The Cedar Revolution
This article is from the archive of The New York Sun before the launch of its new website in 2022. The Sun has neither altered nor updated such articles but will seek to correct any errors, mis-categorizations or other problems introduced during transfer.

For those who have been invested for years in the long struggle to drive Syria out of Lebanon, the turn events have taken there since the Lebanese people have taken to the streets is extraordinarily encouraging. The left, the press, and even some skeptical Bush administration bureaucrats mocked the idea that the liberation of Iraq would inspire democratic revolutions elsewhere in the Middle East. The Los Angeles Times, under the headline “Democracy Domino Theory ‘Not Credible,’ ” reported on a classified State Department report that was supposedly titled “Iraq, the Middle East and Change: No Dominoes.” The Houston Chronicle ran a dispatch from Cairo under the headline, “Arabs skeptical of ‘democratic domino theory.’ ” Even the director of Central Intelligence, George Tenet, cautioned Congress, according to a report in the New York Times, against making events in Iraq the basis of “a big domino theory about what happens in the rest of the Arab world.”
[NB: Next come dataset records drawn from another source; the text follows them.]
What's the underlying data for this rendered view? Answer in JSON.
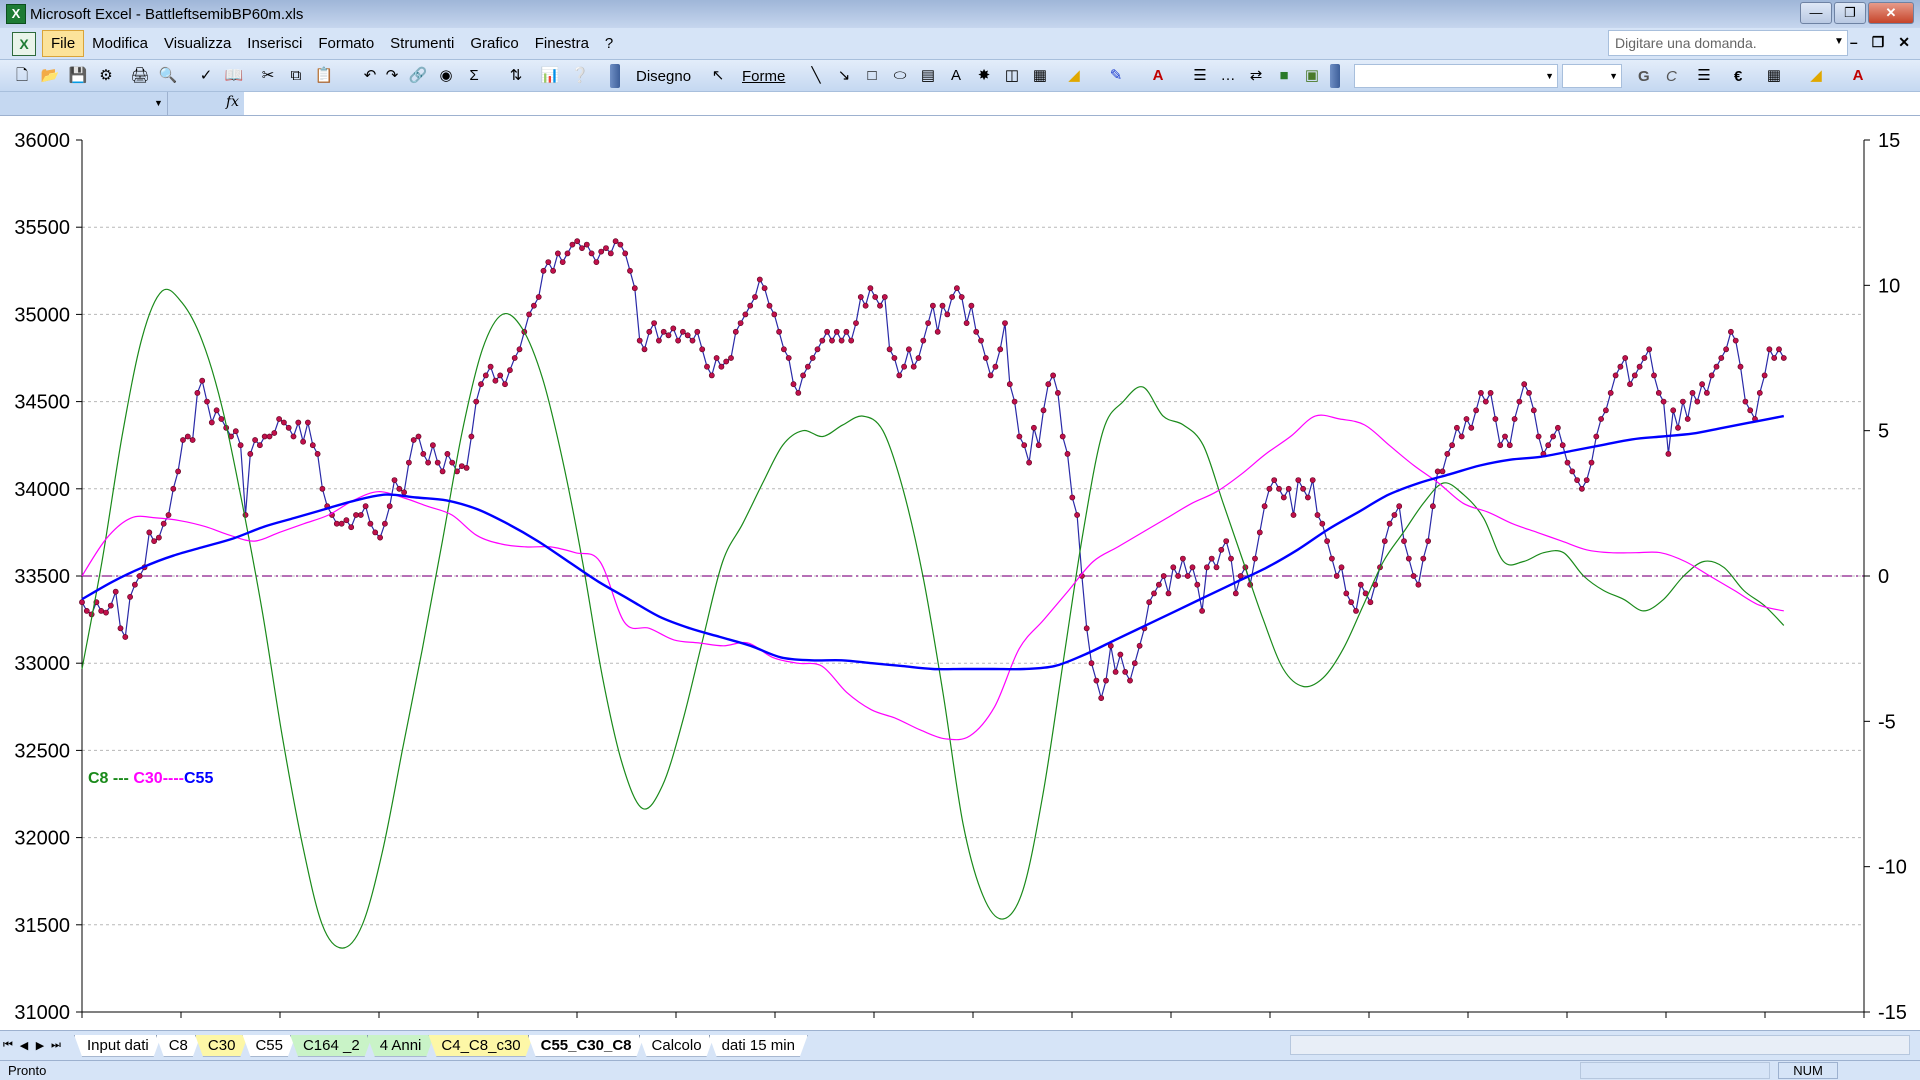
{
  "window": {
    "title": "Microsoft Excel - BattleftsemibBP60m.xls",
    "app_icon": "excel-icon"
  },
  "menu": {
    "items": [
      "File",
      "Modifica",
      "Visualizza",
      "Inserisci",
      "Formato",
      "Strumenti",
      "Grafico",
      "Finestra",
      "?"
    ],
    "active": "File",
    "ask_placeholder": "Digitare una domanda."
  },
  "toolbar": {
    "draw_label": "Disegno",
    "shapes_label": "Forme",
    "bold_label": "G",
    "italic_label": "C",
    "euro_label": "€"
  },
  "formula_bar": {
    "name_box": "",
    "fx_label": "fx"
  },
  "chart_data": {
    "type": "line",
    "legend": {
      "c8": "C8 ---",
      "c30": " C30----",
      "c55": "C55",
      "colors": {
        "c8": "#1a8a1a",
        "c30": "#ff00ff",
        "c55": "#0000ff"
      }
    },
    "y_left": {
      "min": 31000,
      "max": 36000,
      "ticks": [
        "36000",
        "35500",
        "35000",
        "34500",
        "34000",
        "33500",
        "33000",
        "32500",
        "32000",
        "31500",
        "31000"
      ]
    },
    "y_right": {
      "min": -15,
      "max": 15,
      "ticks": [
        "15",
        "10",
        "5",
        "0",
        "-5",
        "-10",
        "-15"
      ]
    },
    "zero_line": 0,
    "series": [
      {
        "color": "#2a2aa8",
        "marker_color": "#c0104a",
        "axis": "left",
        "values": [
          33350,
          33300,
          33280,
          33350,
          33300,
          33290,
          33330,
          33410,
          33200,
          33150,
          33380,
          33450,
          33500,
          33550,
          33750,
          33700,
          33720,
          33800,
          33850,
          34000,
          34100,
          34280,
          34300,
          34280,
          34550,
          34620,
          34500,
          34380,
          34450,
          34400,
          34350,
          34300,
          34330,
          34250,
          33850,
          34200,
          34280,
          34250,
          34300,
          34300,
          34320,
          34400,
          34380,
          34350,
          34300,
          34380,
          34270,
          34380,
          34250,
          34200,
          34000,
          33900,
          33850,
          33800,
          33800,
          33820,
          33780,
          33850,
          33850,
          33900,
          33800,
          33750,
          33720,
          33800,
          33900,
          34050,
          34000,
          33980,
          34150,
          34280,
          34300,
          34200,
          34150,
          34250,
          34150,
          34100,
          34200,
          34150,
          34100,
          34130,
          34120,
          34300,
          34500,
          34600,
          34650,
          34700,
          34620,
          34650,
          34600,
          34680,
          34750,
          34800,
          34900,
          35000,
          35050,
          35100,
          35250,
          35300,
          35250,
          35350,
          35300,
          35350,
          35400,
          35420,
          35380,
          35400,
          35350,
          35300,
          35360,
          35380,
          35350,
          35420,
          35400,
          35350,
          35250,
          35150,
          34850,
          34800,
          34900,
          34950,
          34850,
          34900,
          34880,
          34920,
          34850,
          34900,
          34880,
          34850,
          34900,
          34800,
          34700,
          34650,
          34750,
          34700,
          34730,
          34750,
          34900,
          34950,
          35000,
          35050,
          35100,
          35200,
          35150,
          35050,
          35000,
          34900,
          34800,
          34750,
          34600,
          34550,
          34650,
          34700,
          34750,
          34800,
          34850,
          34900,
          34850,
          34900,
          34850,
          34900,
          34850,
          34950,
          35100,
          35050,
          35150,
          35100,
          35050,
          35100,
          34800,
          34750,
          34650,
          34700,
          34800,
          34700,
          34750,
          34850,
          34950,
          35050,
          34900,
          35050,
          35000,
          35100,
          35150,
          35100,
          34950,
          35050,
          34900,
          34850,
          34750,
          34650,
          34700,
          34800,
          34950,
          34600,
          34500,
          34300,
          34250,
          34150,
          34350,
          34250,
          34450,
          34600,
          34650,
          34550,
          34300,
          34200,
          33950,
          33850,
          33500,
          33200,
          33000,
          32900,
          32800,
          32900,
          33100,
          32950,
          33050,
          32950,
          32900,
          33000,
          33100,
          33200,
          33350,
          33400,
          33450,
          33500,
          33400,
          33550,
          33500,
          33600,
          33500,
          33550,
          33450,
          33300,
          33550,
          33600,
          33550,
          33650,
          33700,
          33600,
          33400,
          33500,
          33550,
          33450,
          33600,
          33750,
          33900,
          34000,
          34050,
          34000,
          33950,
          34000,
          33850,
          34050,
          34000,
          33950,
          34050,
          33850,
          33800,
          33700,
          33600,
          33500,
          33550,
          33400,
          33350,
          33300,
          33450,
          33400,
          33350,
          33450,
          33550,
          33700,
          33800,
          33850,
          33900,
          33700,
          33600,
          33500,
          33450,
          33600,
          33700,
          33900,
          34100,
          34100,
          34200,
          34250,
          34350,
          34300,
          34400,
          34350,
          34450,
          34550,
          34500,
          34550,
          34400,
          34250,
          34300,
          34250,
          34400,
          34500,
          34600,
          34550,
          34450,
          34300,
          34200,
          34250,
          34300,
          34350,
          34250,
          34150,
          34100,
          34050,
          34000,
          34050,
          34150,
          34300,
          34400,
          34450,
          34550,
          34650,
          34700,
          34750,
          34600,
          34650,
          34700,
          34750,
          34800,
          34650,
          34550,
          34500,
          34200,
          34450,
          34350,
          34500,
          34400,
          34550,
          34500,
          34600,
          34550,
          34650,
          34700,
          34750,
          34800,
          34900,
          34850,
          34700,
          34500,
          34450,
          34400,
          34550,
          34650,
          34800,
          34750,
          34800,
          34750
        ]
      },
      {
        "color": "#1a8a1a",
        "axis": "right",
        "width": 1.2,
        "values": [
          -3.2,
          0.5,
          4.8,
          8.2,
          9.8,
          9.4,
          8.1,
          5.8,
          2.5,
          -1.2,
          -5.5,
          -9.2,
          -12.0,
          -12.8,
          -12.0,
          -9.5,
          -6.0,
          -2.5,
          1.2,
          5.0,
          7.8,
          9.0,
          8.5,
          6.8,
          4.0,
          0.5,
          -3.5,
          -6.5,
          -8.0,
          -7.2,
          -5.0,
          -2.2,
          0.5,
          1.8,
          3.2,
          4.5,
          5.0,
          4.8,
          5.2,
          5.5,
          5.0,
          3.0,
          0.0,
          -4.0,
          -8.5,
          -11.0,
          -11.8,
          -10.8,
          -7.5,
          -3.0,
          1.5,
          5.0,
          6.0,
          6.5,
          5.5,
          5.2,
          4.5,
          2.5,
          0.5,
          -1.5,
          -3.2,
          -3.8,
          -3.5,
          -2.5,
          -1.0,
          0.5,
          1.5,
          2.5,
          3.2,
          2.8,
          2.0,
          0.5,
          0.5,
          0.8,
          0.8,
          0.0,
          -0.5,
          -0.8,
          -1.2,
          -0.8,
          0.0,
          0.5,
          0.3,
          -0.5,
          -1.0,
          -1.7
        ],
        "x_start_frac": 0.0,
        "x_end_frac": 0.955
      },
      {
        "color": "#ff00ff",
        "axis": "right",
        "width": 1.2,
        "values": [
          0.0,
          1.3,
          2.0,
          2.0,
          1.9,
          1.7,
          1.4,
          1.2,
          1.5,
          1.8,
          2.1,
          2.6,
          2.9,
          2.7,
          2.4,
          2.1,
          1.4,
          1.1,
          1.0,
          1.0,
          0.8,
          0.5,
          -1.6,
          -1.8,
          -2.2,
          -2.3,
          -2.4,
          -2.3,
          -2.8,
          -3.0,
          -3.1,
          -4.0,
          -4.6,
          -4.9,
          -5.3,
          -5.6,
          -5.5,
          -4.5,
          -2.5,
          -1.5,
          -0.5,
          0.5,
          1.0,
          1.5,
          2.0,
          2.5,
          2.9,
          3.5,
          4.2,
          4.8,
          5.5,
          5.4,
          5.2,
          4.5,
          3.8,
          3.2,
          2.5,
          2.2,
          1.8,
          1.5,
          1.2,
          0.9,
          0.8,
          0.8,
          0.8,
          0.5,
          0.0,
          -0.5,
          -1.0,
          -1.2
        ],
        "x_start_frac": 0.0,
        "x_end_frac": 0.955
      },
      {
        "color": "#0000ff",
        "axis": "right",
        "width": 2.4,
        "values": [
          -0.8,
          -0.2,
          0.3,
          0.7,
          1.0,
          1.3,
          1.7,
          2.0,
          2.3,
          2.6,
          2.8,
          2.7,
          2.6,
          2.3,
          1.8,
          1.2,
          0.5,
          -0.2,
          -0.8,
          -1.4,
          -1.8,
          -2.1,
          -2.4,
          -2.8,
          -2.9,
          -2.9,
          -3.0,
          -3.1,
          -3.2,
          -3.2,
          -3.2,
          -3.2,
          -3.1,
          -2.7,
          -2.2,
          -1.7,
          -1.2,
          -0.7,
          -0.2,
          0.3,
          0.9,
          1.6,
          2.2,
          2.8,
          3.2,
          3.5,
          3.8,
          4.0,
          4.1,
          4.3,
          4.5,
          4.7,
          4.8,
          4.9,
          5.1,
          5.3,
          5.5
        ],
        "x_start_frac": 0.0,
        "x_end_frac": 0.955
      }
    ]
  },
  "sheet_tabs": {
    "tabs": [
      "Input dati",
      "C8",
      "C30",
      "C55",
      "C164 _2",
      "4 Anni",
      "C4_C8_c30",
      "C55_C30_C8",
      "Calcolo",
      "dati 15 min"
    ],
    "styles": [
      "",
      "",
      "yellow",
      "",
      "green",
      "green",
      "yellow",
      "active",
      "",
      ""
    ],
    "active": "C55_C30_C8"
  },
  "status_bar": {
    "status": "Pronto",
    "num": "NUM"
  }
}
We’d refer them all to the photo on our front page today of some of the tens of thousands, perhaps hundreds of thousands of citizens of Lebanon who rallied peacefully yesterday and forced the resignation of the Syrian-dominated government there. First the Orange Revolution in Ukraine, then the Purple Revolution of Iraqis raising their dyed fingers after voting, now the Cedar Revolution against Syrian domination in Lebanon. Freedom, as President Bush has said so often, is something that is hungered for by all human beings, no matter what their nationality or religion. Despite the view that seems to obtain on the left, even Arabs have a desire for freedom. And today, it is on the march, and at least some of the Lebanese have said publicly that they are inspired partly by events in Iraq.
Which domino will fall next? Is it Egypt, where an aging President Mubarak, after years of authoritarian rule, is suddenly raising the question of how a new leader will be chosen? Is it Syria, which, as our Eli Lake reports today, is being targeted for pressure by those such as Senator Brownback who feel that Damascus has backed the terrorists in Iraq? The senator is talking about major funding for civil society groups, a tactic that certainly worked wonders in Iraq, starting with Ahmad Chalabi’s Iraqi National Congress. Is it Iran, where pressure is building for the important next step of a popular referendum on theocratic rule? Such a referendum would, almost by definition, spell the end of such rule. It is hard to predict which domino will fall. But in the face of recent events, skepticism in the domino theory must be tottering like just another, well, dictatorial regime.